Most of the CAPTCHA-solving companies did not reply to my request for comment, except for Death by Captcha. The company touted its ability to solve many popular types of CAPTCHAs and the ability of people from all around the world to solve CAPTCHAs for them – "whoever wants to work can solve captchas for us" – before refusing further questions about the locations and earnings of its workers. The highest earner in the world on Kolotibablo over the past seven days, a user from Poland, had solved over 106,000 reCAPTCHAs in that time. The user earned a grand total of $110.45.

CAPTCHA capture

The future of CAPTCHAs may not look like the image or text questions to which we have grown so accustomed. John Langford told me that he thinks the result of a manual CAPTCHA test is probably only one of several signals that providers use to determine humanity – and maybe not a very important one.

Langford, for one, believes that the trade-off for CAPTCHAs is worth it. They're annoying, yes. And he says that he has failed a CAPTCHA, just like the rest of us. However, "To me, a CAPTCHA seems like a necessary evil," he says. "You can either pay for your accounts, or you can have some sort of barrier to complete automation. … I think it's desirable to be able to provide things to people [for free] to help them go about their day."

But with the prevalence of CAPTCHA farms, and the likelihood of machine learning's continued advancement, it is unclear how effective they remain. Maybe their primary value now is the ability to get millions of answers to questions of a company's choosing (Where is the traffic light? What does a spoon look like?) that will influence the makeup of some future AI product.

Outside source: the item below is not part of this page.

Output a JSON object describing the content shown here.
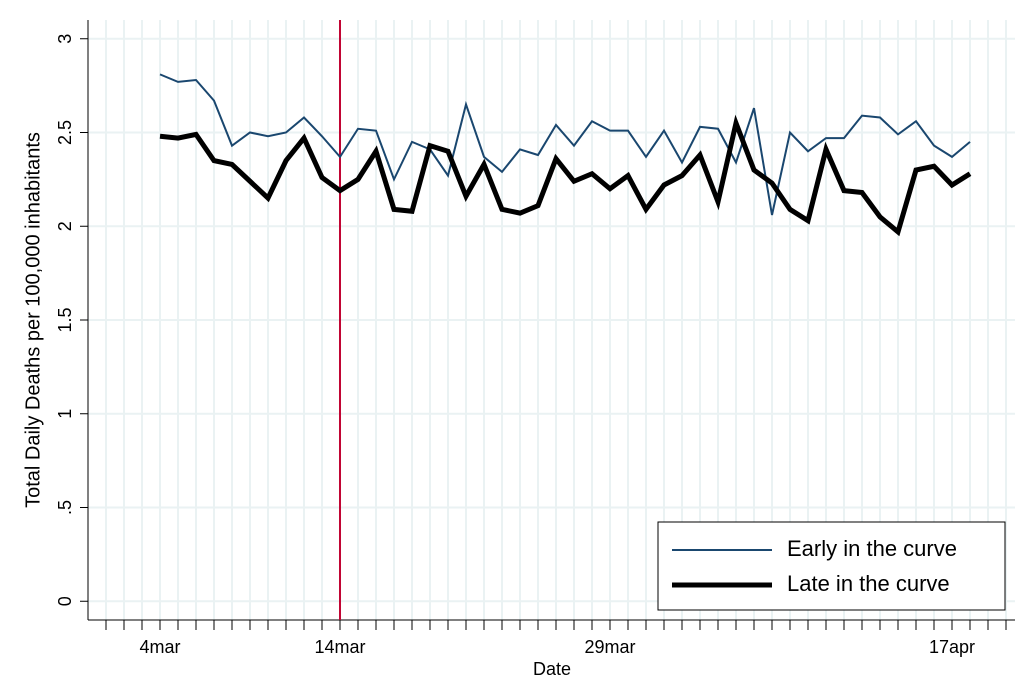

CAPTCHA farms have been around for at least a decade. But they are part of a broader trend to use poorly paid labor to solve tech problems. As we venture into a brave new world of prevalent AI, I wonder if there will be a point where technology will facilitate finding cheap labor – instead of promoting a fully autonomous future. Until then, I'll go back to doing CAPTCHAs – but just to prove my humanity.